One might wonder why dbt models, which also structure data using dimensions and measures, do not suffice for defining metrics. If metrics should not be defined within the presentation layer, perhaps they can live within the warehouse layer instead?
This is in fact how many data teams operate today. Whether it is to create reusable data marts or to craft bespoke team metrics, as much business logic as possible is encoded within dbt. The goal is to make the warehouse layer as intelligent as possible, and the presentation layer as naive as possible.
The disadvantage of this approach is that metrics are situated alongside data marts, living within the same codebase and the same database. Metrics, however, are not data marts.

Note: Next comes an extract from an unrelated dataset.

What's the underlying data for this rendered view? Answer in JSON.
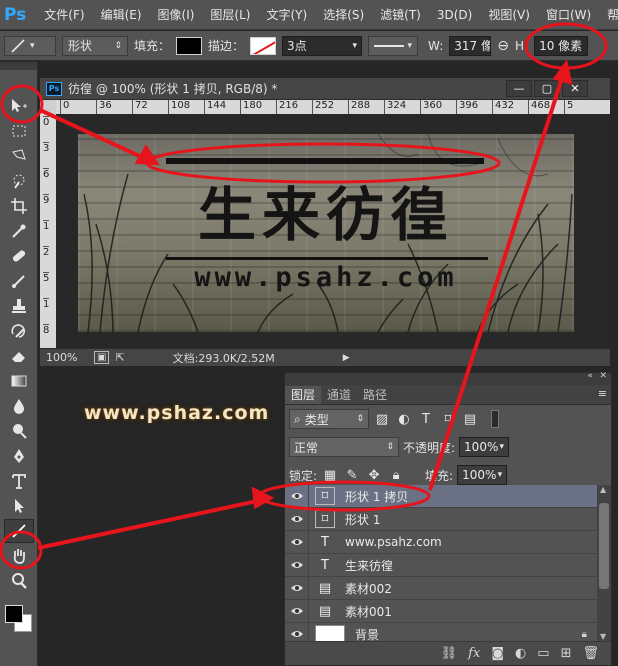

Data marts are modular, reusable, materialized data sets (or “OLAP cubes”) which can be used to craft many metrics. Metrics, on the other hand, are particular slices and aggregations of this underlying OLAP cube. A single dashboard can produce various metrics all sourcing from the same OLAP cube.
If we define metrics using dbt, we would need a great many dbt models: one for num_anomalies_by_observational_vital_type_past_48h_excl_outliers
, as well as one for num_anomalies_by_practictioner_name_past_48h_excl_outliers
, and so on. Clearly, this approach is untenable at scale, as it would crowd out the reusable, modular OLAP cubes with narrowly defined, bespoke metrics.
Metric stores are downstream of OLAP cubes but upstream of BI clients. They allow business logic to be pulled out of the presentation layer, yet not be haphazardly stuffed into the warehouse layer. They facilitate the broad reusability of metrics while at the same time preserving their separation from dbt’s reusable, modular data sets.
[0] This is known as Twyman’s law.
[1] Metabase also provides useful documentation on how to design business intelligence dashboards.